The House of Saud, rulers of that desert kingdom, is not a government. It’s a gang that survives by bullying its neighbors and jerking around its so-called Western allies by weaponizing the vast oil reserves upon which it perches.
The family offers a face of religious piety. But Saudi Arabia is among the most bigoted, misogynistic human rights violators on the face of the Earth. Silencing critics is a Saudi art form.
This outburst isn’t coming to you from an armchair pundit writing from CliffsNotes.
Before joining The Post nearly 30 years ago, I was with the U.S. Treasury Department, where I saw Saudis throwing their weight around, threatening to hold up millions of dollars in assistance to poor countries if the Palestinian Liberation Organization didn’t get a seat at annual World Bank meetings.
Further insight was gained as a commercial banker with a portfolio that included Saudi financial interests.
I have been on the streets of Riyadh and Jiddah and in business meetings at Saudi financial institutions. In a country where alcohol is banned, the best Scotch I ever tasted was in the Riyadh home of a Saudi acquaintance once based in Washington.
They stuck it to us with their oil embargo in 1973. They thumbed their noses at President George W. Bush in 2008 when he appealed to them to bring down prices. They brazenly pumped up oil production in 2015 to make prices fall, keep market share and undermine U.S. shale-oil development.
Our good buddy?
There is nothing to suggest that to Saudi Arabia the United States is anything more than a good international customer and useful bodyguard against aggression by its archrival, Iran.
Yes, the United States is now an oil exporter. But Saudi Arabia is still second only to Canada as a top source of petroleum products to the United States. We imported $18 billion in fuels from the kingdom last year. In all, the United States imported $18.9 billion in Saudi goods, up 11.6 percent from 2016 when President Trump was elected. To Saudi Arabia, America is the soul-stirring sound of ka-ching.
In the feud between the two Islamic nations, the Saudi monarchy has managed to firmly enlist the United States on the Sunni side of a Muslim divide that takes in that country and other small Gulf kingdoms. Saudi royals’ greatest fear is a theocratic Iran leading the Shiite Muslim world in a struggle to dominate Islam. The ruthless Saudi Crown Prince Mohammed bin Salman and his family need Trump to stifle Iran at every turn.
Toward that end, we delivered the goods, loading up the Saudis with firepower galore. They then used those weapons with abandon in neighboring Yemen.
Today, Yemen’s shell-stricken capital, Sanaa, is not the city I saw in the 1980s during my call on financial institutions.
The sad fact is that the Saudi-led coalition fighting in Yemen’s civil war couldn’t have taken out markets, weddings and a school bus carrying kids without the help of U.S.-made bombs.

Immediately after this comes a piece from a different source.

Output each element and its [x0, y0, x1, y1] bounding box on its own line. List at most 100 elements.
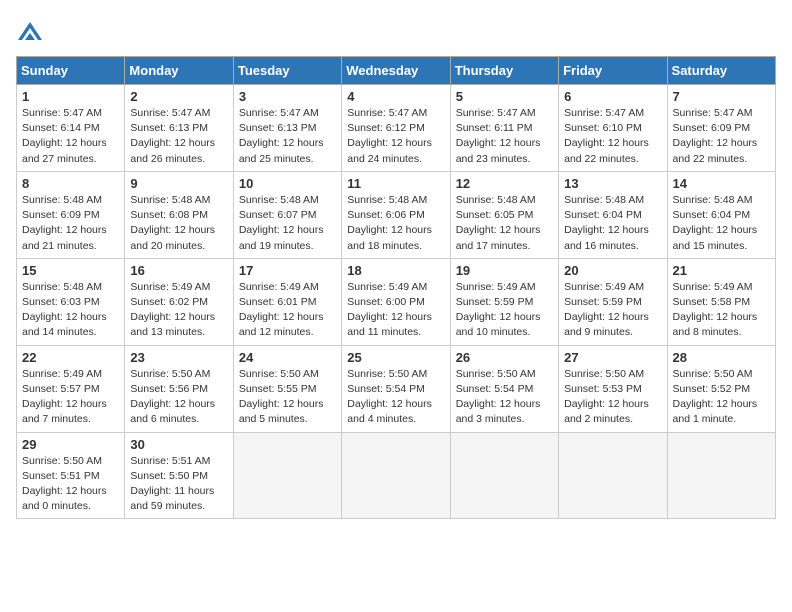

The Saudis aren’t worried about a cutoff of U.S. aid. The 33-year-old crown prince and his 82-year-old pop, King Salman, play Trump and his son-in-law, Jared Kushner, like drums. Trump’s visit to Saudi Arabia helped do the trick.
The royal court recognizes that Trump is an emotionally needy narcissist. So it blared the trumpets, boomed the cannons and flew fighter jets trailed by red, white and blue over Trump’s head after he disembarked onto Saudi soil.
The Saudis couldn’t remain where they are on the world stage, however, without rhetorical cover from the Trump administration.
I reread the July speech of Vice President Pence, the Trump administration’s point man on religious freedom, before the Ministerial to Advance Religious Freedom conference in Washington. Positioning America as a “nation of faith” that stands for religious freedom, Pence called out by name North Korea, Russia, Iran and the Islamic State as depraved persecutors of religion. Pence, however, uttered not a word about Saudi Arabia.
Pence knows that Saudi-financed religious schools operate freely in the United States. He also knows there is not one church or synagogue in the kingdom, and that criticizing Islam or the royal family there may be the last thing you do.
Ah, but Pence and Trump avert their gaze. For big bucks, they will kiss Saudi backsides.
“What good does that do us?” Trump said Thursday, when asked if he would consider blocking billions in U.S. arms sales to the Saudis over Khashoggi’s disappearance. “That would not be acceptable to me.”
Jamal Khashoggi is to be publicly weeped and wailed about. But in the Saudi-Trump grand view, our courageous colleague is just an annoying and complicating blip on the screen.